In 1910, Konrad Mägi managed to sell his paintings at art exhibitions in Tallinn and Tartu, which enabled him to return to Paris. Having hoped to make a breakthrough in the art community there, he was disappointed and returned to his homeland, via Germany, in 1912. In 1913, the artist was gripped by depression and, due to poor health and living conditions, he went to the island of Saaremaa to recuperate (https://konradmagi.ee/et/elulugu/).
Konrad Mägi came to Viljandi in the autumn of 1913, at the invitation of his childhood friend Frieda Sangernebo (1884–1949) and settled in the welcoming home of the Sangernebo-Baars family. The artist spent the next three years alternately in Viljandi and Tartu, painting in Viljandi, Saaremaa and Võru in the summer. He spent the autumn and winter teaching in Tartu. Mägi was constantly short of money, complaining of poor health and low spirits.
Konrad Mägi’s first major exhibition of one hundred paintings was put up at the end of 1913, in Viljandi, in the Koidu community centre. The artist and critic Jaan Vahtra (1882–1947) wrote in the local newspaper that Konrad Mägi’s works followed the latest French art trend and seemed too intense for the average person. According to Vahtra, Mägi’s paintings copied nature in a way that seemed natural to the untrained eye (Vallikivi, 2020).
From time to time, while living in Viljandi, Konrad Mägi painted together with Villem Ormisson (1892–1941), the son of the owner of the local Grand Hotel, who had studied under Wilhelms Purvitis at the Riga Art School. After Konrad Mägi’s death, Ormisson was invited to teach drawing and painting at the Pallas Art School, in Tartu, which Konrad Mägi had co-founded in 1919.
Mägi travelled in Europe again from 1921 to 1922, stopping for a longer period in Germany and Italy. His health gradually deteriorated and he died in Tartu, on 15 August 1925.
Konrad Mägi is thought to have completed a total of around 400 paintings, but half of them have been lost or destroyed. During the Soviet occupation, in the late 1940s and early 1950s, Mägi’s work was ostracised and banned from public display.

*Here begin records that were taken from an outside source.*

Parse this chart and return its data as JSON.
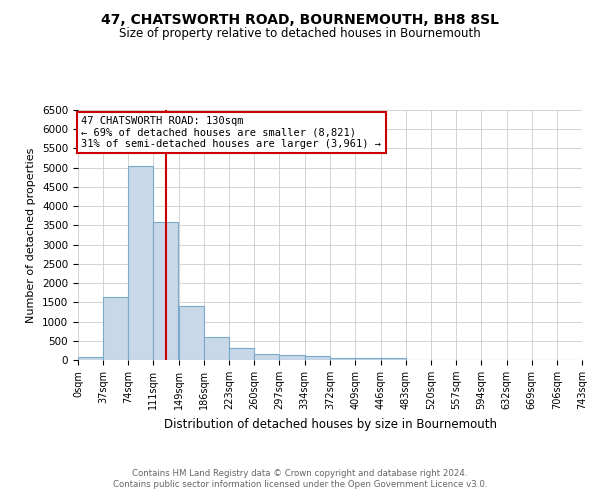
{
  "title": "47, CHATSWORTH ROAD, BOURNEMOUTH, BH8 8SL",
  "subtitle": "Size of property relative to detached houses in Bournemouth",
  "xlabel": "Distribution of detached houses by size in Bournemouth",
  "ylabel": "Number of detached properties",
  "bin_edges": [
    0,
    37,
    74,
    111,
    149,
    186,
    223,
    260,
    297,
    334,
    372,
    409,
    446,
    483,
    520,
    557,
    594,
    632,
    669,
    706,
    743
  ],
  "bar_heights": [
    75,
    1650,
    5050,
    3580,
    1400,
    610,
    300,
    155,
    140,
    100,
    55,
    40,
    55,
    0,
    0,
    0,
    0,
    0,
    0,
    0
  ],
  "bar_color": "#c8d8e8",
  "bar_edge_color": "#7aaac8",
  "property_size": 130,
  "red_line_color": "#cc0000",
  "annotation_line1": "47 CHATSWORTH ROAD: 130sqm",
  "annotation_line2": "← 69% of detached houses are smaller (8,821)",
  "annotation_line3": "31% of semi-detached houses are larger (3,961) →",
  "annotation_box_color": "#cc0000",
  "ylim": [
    0,
    6500
  ],
  "yticks": [
    0,
    500,
    1000,
    1500,
    2000,
    2500,
    3000,
    3500,
    4000,
    4500,
    5000,
    5500,
    6000,
    6500
  ],
  "footer_line1": "Contains HM Land Registry data © Crown copyright and database right 2024.",
  "footer_line2": "Contains public sector information licensed under the Open Government Licence v3.0.",
  "background_color": "#ffffff",
  "grid_color": "#cccccc"
}
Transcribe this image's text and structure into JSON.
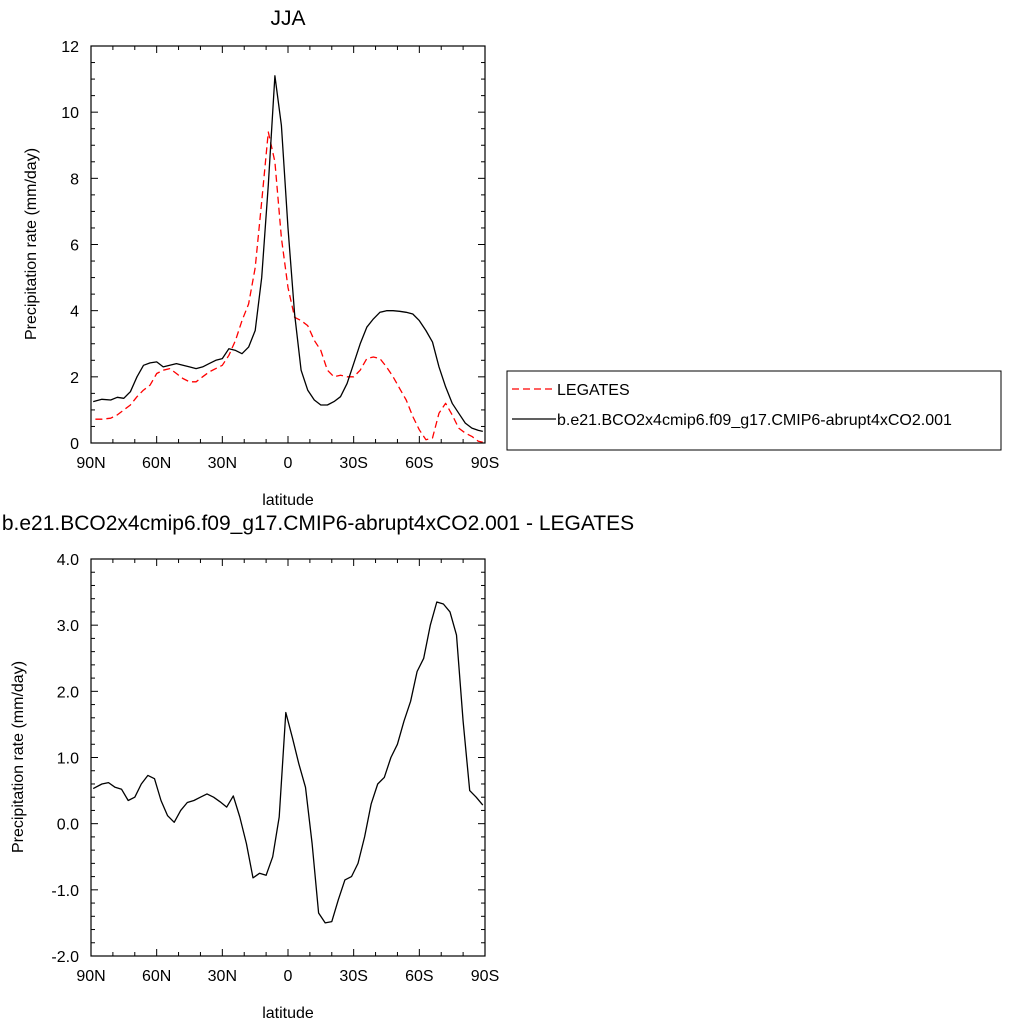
{
  "chart_data": [
    {
      "type": "line",
      "title": "JJA",
      "xlabel": "latitude",
      "ylabel": "Precipitation rate (mm/day)",
      "xlim": [
        90,
        -90
      ],
      "ylim": [
        0,
        12
      ],
      "x_ticks": [
        {
          "value": 90,
          "label": "90N"
        },
        {
          "value": 60,
          "label": "60N"
        },
        {
          "value": 30,
          "label": "30N"
        },
        {
          "value": 0,
          "label": "0"
        },
        {
          "value": -30,
          "label": "30S"
        },
        {
          "value": -60,
          "label": "60S"
        },
        {
          "value": -90,
          "label": "90S"
        }
      ],
      "y_ticks": [
        {
          "value": 0,
          "label": "0"
        },
        {
          "value": 2,
          "label": "2"
        },
        {
          "value": 4,
          "label": "4"
        },
        {
          "value": 6,
          "label": "6"
        },
        {
          "value": 8,
          "label": "8"
        },
        {
          "value": 10,
          "label": "10"
        },
        {
          "value": 12,
          "label": "12"
        }
      ],
      "legend": "right",
      "series": [
        {
          "name": "LEGATES",
          "color": "#ff0000",
          "dash": "dashed",
          "x": [
            88,
            85,
            81,
            78,
            75,
            72,
            69,
            66,
            63,
            60,
            57,
            54,
            51,
            48,
            45,
            42,
            39,
            36,
            33,
            30,
            27,
            24,
            21,
            18,
            15,
            12,
            9,
            6,
            3,
            0,
            -3,
            -6,
            -9,
            -12,
            -15,
            -18,
            -21,
            -24,
            -27,
            -30,
            -33,
            -36,
            -39,
            -42,
            -45,
            -48,
            -51,
            -54,
            -57,
            -60,
            -63,
            -66,
            -69,
            -72,
            -75,
            -78,
            -81,
            -84,
            -87,
            -89
          ],
          "y": [
            0.72,
            0.72,
            0.75,
            0.85,
            1.0,
            1.15,
            1.4,
            1.6,
            1.75,
            2.1,
            2.2,
            2.25,
            2.1,
            1.95,
            1.85,
            1.85,
            2.0,
            2.15,
            2.25,
            2.35,
            2.65,
            3.1,
            3.7,
            4.2,
            5.3,
            7.3,
            9.4,
            8.5,
            6.2,
            4.7,
            3.8,
            3.7,
            3.55,
            3.1,
            2.8,
            2.2,
            2.0,
            2.05,
            2.0,
            2.0,
            2.2,
            2.55,
            2.6,
            2.55,
            2.3,
            2.0,
            1.65,
            1.3,
            0.8,
            0.4,
            0.1,
            0.15,
            0.9,
            1.2,
            0.85,
            0.45,
            0.3,
            0.2,
            0.05,
            0.02
          ]
        },
        {
          "name": "b.e21.BCO2x4cmip6.f09_g17.CMIP6-abrupt4xCO2.001",
          "color": "#000000",
          "dash": "solid",
          "x": [
            89,
            85,
            81,
            78,
            75,
            72,
            69,
            66,
            63,
            60,
            57,
            54,
            51,
            48,
            45,
            42,
            39,
            36,
            33,
            30,
            27,
            24,
            21,
            18,
            15,
            12,
            9,
            6,
            3,
            0,
            -3,
            -6,
            -9,
            -12,
            -15,
            -18,
            -21,
            -24,
            -27,
            -30,
            -33,
            -36,
            -39,
            -42,
            -45,
            -48,
            -51,
            -54,
            -57,
            -60,
            -63,
            -66,
            -69,
            -72,
            -75,
            -78,
            -81,
            -84,
            -87,
            -89
          ],
          "y": [
            1.25,
            1.32,
            1.3,
            1.38,
            1.35,
            1.55,
            2.0,
            2.35,
            2.42,
            2.45,
            2.3,
            2.35,
            2.4,
            2.35,
            2.3,
            2.25,
            2.3,
            2.4,
            2.5,
            2.55,
            2.85,
            2.8,
            2.7,
            2.9,
            3.4,
            5.0,
            7.8,
            11.1,
            9.6,
            6.5,
            3.9,
            2.2,
            1.6,
            1.3,
            1.15,
            1.15,
            1.25,
            1.4,
            1.8,
            2.4,
            3.0,
            3.5,
            3.75,
            3.95,
            4.0,
            4.0,
            3.98,
            3.95,
            3.9,
            3.7,
            3.4,
            3.05,
            2.3,
            1.7,
            1.2,
            0.9,
            0.6,
            0.45,
            0.38,
            0.35
          ]
        }
      ]
    },
    {
      "type": "line",
      "title": "b.e21.BCO2x4cmip6.f09_g17.CMIP6-abrupt4xCO2.001 - LEGATES",
      "xlabel": "latitude",
      "ylabel": "Precipitation rate (mm/day)",
      "xlim": [
        90,
        -90
      ],
      "ylim": [
        -2,
        4
      ],
      "x_ticks": [
        {
          "value": 90,
          "label": "90N"
        },
        {
          "value": 60,
          "label": "60N"
        },
        {
          "value": 30,
          "label": "30N"
        },
        {
          "value": 0,
          "label": "0"
        },
        {
          "value": -30,
          "label": "30S"
        },
        {
          "value": -60,
          "label": "60S"
        },
        {
          "value": -90,
          "label": "90S"
        }
      ],
      "y_ticks": [
        {
          "value": -2,
          "label": "-2.0"
        },
        {
          "value": -1,
          "label": "-1.0"
        },
        {
          "value": 0,
          "label": "0.0"
        },
        {
          "value": 1,
          "label": "1.0"
        },
        {
          "value": 2,
          "label": "2.0"
        },
        {
          "value": 3,
          "label": "3.0"
        },
        {
          "value": 4,
          "label": "4.0"
        }
      ],
      "series": [
        {
          "color": "#000000",
          "dash": "solid",
          "x": [
            89,
            85,
            82,
            79,
            76,
            73,
            70,
            67,
            64,
            61,
            58,
            55,
            52,
            49,
            46,
            43,
            40,
            37,
            34,
            31,
            28,
            25,
            22,
            19,
            16,
            13,
            10,
            7,
            4,
            1,
            -2,
            -5,
            -8,
            -11,
            -14,
            -17,
            -20,
            -23,
            -26,
            -29,
            -32,
            -35,
            -38,
            -41,
            -44,
            -47,
            -50,
            -53,
            -56,
            -59,
            -62,
            -65,
            -68,
            -71,
            -74,
            -77,
            -80,
            -83,
            -86,
            -89
          ],
          "y": [
            0.53,
            0.6,
            0.62,
            0.55,
            0.52,
            0.35,
            0.4,
            0.6,
            0.73,
            0.68,
            0.35,
            0.12,
            0.02,
            0.2,
            0.32,
            0.35,
            0.4,
            0.45,
            0.4,
            0.33,
            0.25,
            0.42,
            0.1,
            -0.3,
            -0.82,
            -0.75,
            -0.78,
            -0.5,
            0.1,
            1.68,
            1.3,
            0.9,
            0.55,
            -0.3,
            -1.35,
            -1.5,
            -1.48,
            -1.15,
            -0.85,
            -0.8,
            -0.6,
            -0.2,
            0.3,
            0.6,
            0.7,
            1.0,
            1.2,
            1.55,
            1.85,
            2.3,
            2.5,
            3.0,
            3.35,
            3.32,
            3.2,
            2.85,
            1.55,
            0.5,
            0.4,
            0.28
          ]
        }
      ]
    }
  ]
}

Oil painting. The Viljandi Landscape (1914–1915) is one of the first known works on the Viljandi theme to have been created using the dotting technique.
The views of the castle hills and the lake are more powerful, and it could be argued that the paintings of the ruins have an Italian flair.
Oil painting. Viljandi motif (1915–1917).
The style of this piece of art differs from that of earlier works made in Viljandi. The red-brick St Paul’s Church has an expressive effect against the blue sky. The painting was probably completed several years later, around the same time as the landscapes of Otepää and Lake Pühajärv. The fate of about ten works by Konrad Mägi depicting views of Viljandi and the precise nature of what they depict is unknown (Vallikivi, 2020). Five paintings (four from the castle hills and one from the Ugala Theatre)
KEYWORDS: talented painter, expressive paintings, volatile and depressive character.